直接医療費と疾患や障害との関連を調べたところ、疾患活動性を示すDAS28や機能障害を表すJ-HAQが高いほど、また、QOLの指標であるEQ-5Dが低いほど(いずれも悪化を示す)、直接医療費も高額になることが分かりました(図2)。直接非医療費でも同じ傾向です。すなわち、患者さんを良い状態に保つことができれば、将来的には医療費削減につながる可能性があることを示した結果といえます。

 一方、良い状態を維持するには、より高額の医療費がかかるという事実もあります。そのため、生物学的製剤などの高額な薬剤の医療経済学的な有用性は、長期の費用対効果を調べないと証明できないわけです。

図2 疾患活動性、機能障害、QOLが悪化するほど直接医療費は増加する

リウマチのせいで仕事や家事ができない影響は年5000億円超
 関節リウマチのために仕事や家事などの労働ができないことによる損失を示す間接費用も重要です。関節リウマチが悪化して離職を余儀なくされ、身体障害者になったり介護保険を利用することになれば、国はその患者さんに対して費用を支出し続けることになります。しかし、発症しても症状が悪化せず、働き続けることができれば、逆にその患者さんから税金を得ることができます。費用対効果の検討では、間接費用を含めた検討が必要であると考えています。

 2008年のIORRAのデータをもとにした、関節リウマチ患者さんにおける就労状況に関する検討では、就業者の約3分の2は、関節リウマチ発症後も発症前と変わらず仕事を続けていましたが、約3分の1は、発症後、勤務時間を減らしたり、転職、離職していました。

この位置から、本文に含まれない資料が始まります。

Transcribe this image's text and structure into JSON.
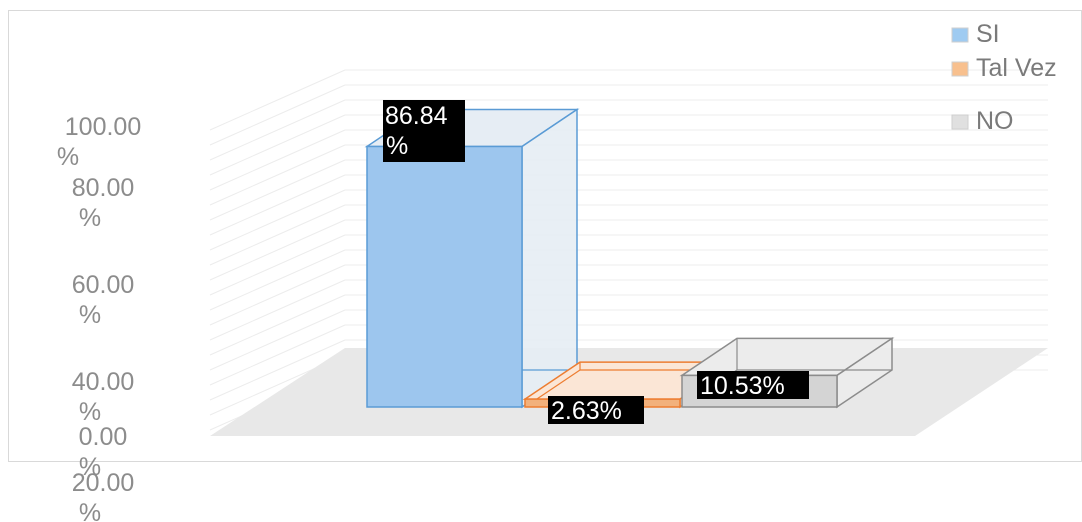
{
  "chart_data": {
    "type": "bar",
    "categories": [
      "SI",
      "Tal Vez",
      "NO"
    ],
    "values": [
      86.84,
      2.63,
      10.53
    ],
    "data_labels": [
      "86.84 %",
      "2.63%",
      "10.53%"
    ],
    "ylim": [
      0,
      100
    ],
    "y_ticks": [
      {
        "value": 100,
        "label": [
          "100.00",
          "%"
        ]
      },
      {
        "value": 80,
        "label": [
          "80.00",
          "%"
        ]
      },
      {
        "value": 60,
        "label": [
          "60.00",
          "%"
        ]
      },
      {
        "value": 40,
        "label": [
          "40.00",
          "%"
        ]
      },
      {
        "value": 20,
        "label": [
          "20.00",
          "%"
        ]
      },
      {
        "value": 0,
        "label": [
          "0.00",
          "%"
        ]
      }
    ],
    "legend": {
      "position": "top-right",
      "entries": [
        {
          "name": "SI",
          "color": "#9fcbf1"
        },
        {
          "name": "Tal Vez",
          "color": "#f8c08e"
        },
        {
          "name": "NO",
          "color": "#e0e0e0"
        }
      ]
    },
    "colors": {
      "SI": {
        "fill": "#9dc6ee",
        "side": "#e6edf4",
        "edge": "#5a9bd5"
      },
      "Tal Vez": {
        "fill": "#f2b17c",
        "side": "#fbe6d6",
        "edge": "#ed7d31"
      },
      "NO": {
        "fill": "#d4d4d4",
        "side": "#ececec",
        "edge": "#8c8c8c"
      }
    },
    "style": "3d-column",
    "grid": true
  }
}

 一方、全体の約4割の患者さんは家事・手伝いに従事しており、その中で、家事を減らした、または家事ができない日があったという回答が約6割を占めました。家事も職業として考えれば、かなりの経済損失になります。

 これらの労働損失を費用として計算を行うと、関節リウマチ患者1人当たりの間接費用は1年間に約75万円になりました。日本の関節リウマチ人口は約70万人ですから、間接費用の総額は年5000億円超になります。この間接費用についても、QOLが悪化するほど高額となることが分かっています。